A HIGH German federal court, upholding a lower court ruling, which overturned a still lower court's decision, has ended a debate over which liability system prevails in air cargo - the Montreal Convention or the German Commercial Code, according London's International Law Office, a legal news and commentary portal.
The plaintiff, the shipper's insurer, claimed compensation for loss of cargo from the defendant parcel service, which was flown from Cologne to Miami, then moved to the airline's warehouse, but was not delivered to the Miami consignee.
At first, the Dusseldorf District Court allowed the claim and ordered the defendant to pay EUR17,234 (US$22,667) in compensation plus interest based on the Commercial Code, ruling that the Montreal Convention did not apply because overland carriage was not mentioned in the air waybill.
But on appeal, the Dusseldorf Higher Regional Court ruled in favour of the less severe from the defendant's view point, Montreal Convention, and cut the award in half to EUR8,258 plus interest to cover the actual cargo loss alone.
In the next appeal, the Federal Court of Justice dismissed the claimant's plea and confirmed that judgment, ruling that the Montreal Convention prevailed in cases of overland carriage to an air carrier's warehouse following carriage by air.
With this judgment, the high court ended the debate over which system applies to an air carrier's liability for loss or damage to cargo when the cargo has left the airport, but has been brought to the air carrier's warehouse, said the commentary on the case.
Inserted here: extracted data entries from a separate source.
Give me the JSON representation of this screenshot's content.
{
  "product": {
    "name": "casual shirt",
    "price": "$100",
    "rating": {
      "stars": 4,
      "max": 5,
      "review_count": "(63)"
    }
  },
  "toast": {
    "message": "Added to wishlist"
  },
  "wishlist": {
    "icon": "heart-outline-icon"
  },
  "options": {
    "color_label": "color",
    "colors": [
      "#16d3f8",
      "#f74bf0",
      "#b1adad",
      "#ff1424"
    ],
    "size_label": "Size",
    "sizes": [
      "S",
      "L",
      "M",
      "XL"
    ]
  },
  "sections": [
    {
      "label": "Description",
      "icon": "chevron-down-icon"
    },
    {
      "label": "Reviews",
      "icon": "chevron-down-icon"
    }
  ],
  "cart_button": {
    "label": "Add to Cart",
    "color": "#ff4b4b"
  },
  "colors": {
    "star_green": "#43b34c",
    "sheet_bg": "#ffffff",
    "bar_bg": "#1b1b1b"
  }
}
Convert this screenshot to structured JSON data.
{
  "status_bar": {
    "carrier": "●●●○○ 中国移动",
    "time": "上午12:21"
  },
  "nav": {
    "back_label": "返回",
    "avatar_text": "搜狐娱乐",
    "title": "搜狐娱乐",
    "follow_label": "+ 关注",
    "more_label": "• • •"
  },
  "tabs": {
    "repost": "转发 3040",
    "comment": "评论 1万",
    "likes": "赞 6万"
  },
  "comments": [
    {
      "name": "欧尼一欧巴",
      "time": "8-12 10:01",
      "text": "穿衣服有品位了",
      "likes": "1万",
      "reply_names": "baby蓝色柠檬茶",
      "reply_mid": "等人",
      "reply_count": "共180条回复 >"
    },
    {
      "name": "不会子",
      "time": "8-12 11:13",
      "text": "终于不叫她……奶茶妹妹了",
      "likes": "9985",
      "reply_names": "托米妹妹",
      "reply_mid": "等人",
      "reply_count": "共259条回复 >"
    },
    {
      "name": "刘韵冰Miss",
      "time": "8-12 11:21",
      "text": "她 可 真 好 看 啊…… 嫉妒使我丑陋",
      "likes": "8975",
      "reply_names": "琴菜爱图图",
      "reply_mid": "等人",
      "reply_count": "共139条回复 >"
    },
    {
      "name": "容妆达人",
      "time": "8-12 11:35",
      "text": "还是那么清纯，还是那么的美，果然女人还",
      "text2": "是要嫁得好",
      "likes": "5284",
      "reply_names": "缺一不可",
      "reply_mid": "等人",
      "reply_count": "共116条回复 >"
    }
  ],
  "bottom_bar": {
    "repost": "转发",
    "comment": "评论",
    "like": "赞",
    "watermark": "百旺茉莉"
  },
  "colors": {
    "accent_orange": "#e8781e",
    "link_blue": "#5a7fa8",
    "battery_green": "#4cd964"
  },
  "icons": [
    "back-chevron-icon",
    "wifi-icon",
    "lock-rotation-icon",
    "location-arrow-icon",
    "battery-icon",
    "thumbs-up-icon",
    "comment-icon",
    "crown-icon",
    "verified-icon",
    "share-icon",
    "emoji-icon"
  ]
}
"Views differed as to whether the national law or the Montreal Convention should apply. The [German] federal court has now settled for the Montreal Convention, ruling that an air carrier is liable for the entire time the goods are within its custody and extended the liability to risks which are not purely air transport, said the report, signed by Jens Jaeger or Marco Remiorz, lawyers at Hamburg's Dabelstein & Passehl.